I Forgive But Won’t Forget

Let me tell you a story.

This happened while I was at work one day. A woman came through my check out line. She had her two grandchildren with her, one boy and one girl, and like many customers who shop at this particular store, was paying very little attention to them. The grandchildren, as small children who are largely left to their own devices are wont to do, were being as big nuisances as they could manage. They were under other customers’ feet, they were knocking things off shelves, and they were throwing candy and junk in their grandmother’s cart. Their grandmother, proving that she was not completely ineffectual as their guardian, took the candy out and had them put it back where they found it.

The children did not put it back where they found it. They put it on a completely different shelf, which, once I had the time to do so, I would have to correct. As they flounced off, the little boy, accidentally or otherwise, shoved the little girl into the shelf. Naturally, the girl started wailing.

The sound finally pulled grandma’s eyes from the smartphone she was struggling to figure out, to the kids she was supposed to be watching. Rather than asking questions in order to determine what had happened while she wasn’t paying attention, she sharply commanded her granddaughter to stop crying. And because no one has ever stopped crying simply because someone told them to, the girl kept crying, and the boy started giggling, because, after all, he was the author of the chaos now unfolding.
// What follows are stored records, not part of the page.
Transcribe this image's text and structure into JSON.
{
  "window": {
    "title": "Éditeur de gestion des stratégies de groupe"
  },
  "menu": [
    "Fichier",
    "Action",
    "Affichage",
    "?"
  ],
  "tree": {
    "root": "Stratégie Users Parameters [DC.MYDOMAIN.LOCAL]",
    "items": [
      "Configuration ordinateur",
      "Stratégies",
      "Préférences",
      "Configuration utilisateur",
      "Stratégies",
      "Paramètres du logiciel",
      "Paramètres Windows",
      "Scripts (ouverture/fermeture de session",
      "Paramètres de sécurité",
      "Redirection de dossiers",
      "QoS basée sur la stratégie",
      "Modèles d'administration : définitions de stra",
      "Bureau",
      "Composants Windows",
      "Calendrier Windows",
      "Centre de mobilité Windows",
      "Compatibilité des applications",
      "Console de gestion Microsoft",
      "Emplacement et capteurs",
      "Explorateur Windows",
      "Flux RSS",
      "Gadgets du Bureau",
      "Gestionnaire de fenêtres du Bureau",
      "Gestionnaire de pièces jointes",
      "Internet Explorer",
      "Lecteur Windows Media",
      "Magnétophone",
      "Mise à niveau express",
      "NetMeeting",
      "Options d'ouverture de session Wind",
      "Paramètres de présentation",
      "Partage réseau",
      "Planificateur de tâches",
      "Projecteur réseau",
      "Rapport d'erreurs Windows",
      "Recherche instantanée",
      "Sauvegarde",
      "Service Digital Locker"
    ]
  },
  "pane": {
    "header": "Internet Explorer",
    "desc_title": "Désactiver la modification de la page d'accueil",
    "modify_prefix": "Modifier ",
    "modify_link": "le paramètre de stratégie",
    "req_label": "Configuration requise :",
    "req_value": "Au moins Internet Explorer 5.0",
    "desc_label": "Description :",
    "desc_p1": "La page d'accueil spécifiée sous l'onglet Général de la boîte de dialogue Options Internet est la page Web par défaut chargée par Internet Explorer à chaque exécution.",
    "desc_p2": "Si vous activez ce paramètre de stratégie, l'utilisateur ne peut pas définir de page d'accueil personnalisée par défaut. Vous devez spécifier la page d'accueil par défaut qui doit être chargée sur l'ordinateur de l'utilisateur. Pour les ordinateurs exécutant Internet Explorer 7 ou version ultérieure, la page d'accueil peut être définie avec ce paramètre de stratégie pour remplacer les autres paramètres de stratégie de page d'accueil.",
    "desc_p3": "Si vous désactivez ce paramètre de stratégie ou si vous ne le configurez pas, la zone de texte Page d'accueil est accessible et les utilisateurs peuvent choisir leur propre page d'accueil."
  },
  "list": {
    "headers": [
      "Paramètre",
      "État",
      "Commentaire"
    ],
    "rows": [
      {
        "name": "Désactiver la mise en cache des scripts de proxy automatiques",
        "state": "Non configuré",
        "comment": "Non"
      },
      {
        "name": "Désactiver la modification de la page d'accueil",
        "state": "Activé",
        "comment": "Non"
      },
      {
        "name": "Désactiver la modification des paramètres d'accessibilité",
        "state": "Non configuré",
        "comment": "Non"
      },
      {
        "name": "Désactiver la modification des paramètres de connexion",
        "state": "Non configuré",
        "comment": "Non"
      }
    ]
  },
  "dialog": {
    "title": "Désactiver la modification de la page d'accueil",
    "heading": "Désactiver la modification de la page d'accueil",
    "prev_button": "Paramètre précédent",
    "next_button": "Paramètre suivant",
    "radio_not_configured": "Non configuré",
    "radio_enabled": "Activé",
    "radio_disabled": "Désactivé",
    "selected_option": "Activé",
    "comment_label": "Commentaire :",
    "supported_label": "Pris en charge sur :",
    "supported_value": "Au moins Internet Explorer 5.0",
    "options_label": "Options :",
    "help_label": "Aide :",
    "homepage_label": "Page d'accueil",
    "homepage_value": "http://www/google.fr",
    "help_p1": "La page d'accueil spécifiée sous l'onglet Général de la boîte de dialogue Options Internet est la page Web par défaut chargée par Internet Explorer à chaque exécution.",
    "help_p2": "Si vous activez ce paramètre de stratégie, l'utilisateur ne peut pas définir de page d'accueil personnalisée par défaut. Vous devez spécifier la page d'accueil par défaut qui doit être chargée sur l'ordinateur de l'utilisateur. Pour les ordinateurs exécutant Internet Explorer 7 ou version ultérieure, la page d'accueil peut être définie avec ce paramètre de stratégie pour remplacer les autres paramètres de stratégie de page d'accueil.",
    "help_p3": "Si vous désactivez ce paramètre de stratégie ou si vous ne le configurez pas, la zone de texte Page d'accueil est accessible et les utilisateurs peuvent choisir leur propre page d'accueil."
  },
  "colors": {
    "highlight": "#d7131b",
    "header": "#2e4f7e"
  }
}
“What?” the grandma demanded. “What did you do? Why is she crying?”

The girl wailed something in toddler-speak which sounded vaguely like “He pushed me,” pointing an accusing finger at her (presumably) brother.

“Is that all?” The grandmother rolled her eyes. “Stop crying, you’re not hurt. You,” and here she pointed at the boy, “apologize to her.”

Still giggling and grinning a shit-eating grin, the boy choked out a half-hearted apology, which of course did nothing to appease the upset little girl. The grandmother, on the other hand, was perfectly satisfied with her grandson’s insincere apology. “There now,” she told the girl. “He said he’s sorry, now it’s your turn to forgive him. Go ahead and tell him it’s okay.”

Now, this incident is a relatively innocent one, and I’m sure the grandmother thought she was teaching her grandchildren a valuable lesson, but it still bothered me. Forgiveness is something Christians like to harp on, but they never really define it. Dictionary.com defines the word forgive as this: “to grant pardon for or remission of (an offense, debt, etc.); absolve.” To forgive someone is to say that whatever that person did doesn’t matter anymore. That the wound has healed, and whatever they did to cause it doesn’t hurt anymore. And forgiveness can be freeing and an important step in the healing process; to forgive someone is to take the Band-aid off after the wound has scabbed over. But to force someone who is still hurting to forgive another before they are ready is like taking off the Band-aid too soon. They’re only going to start bleeding again.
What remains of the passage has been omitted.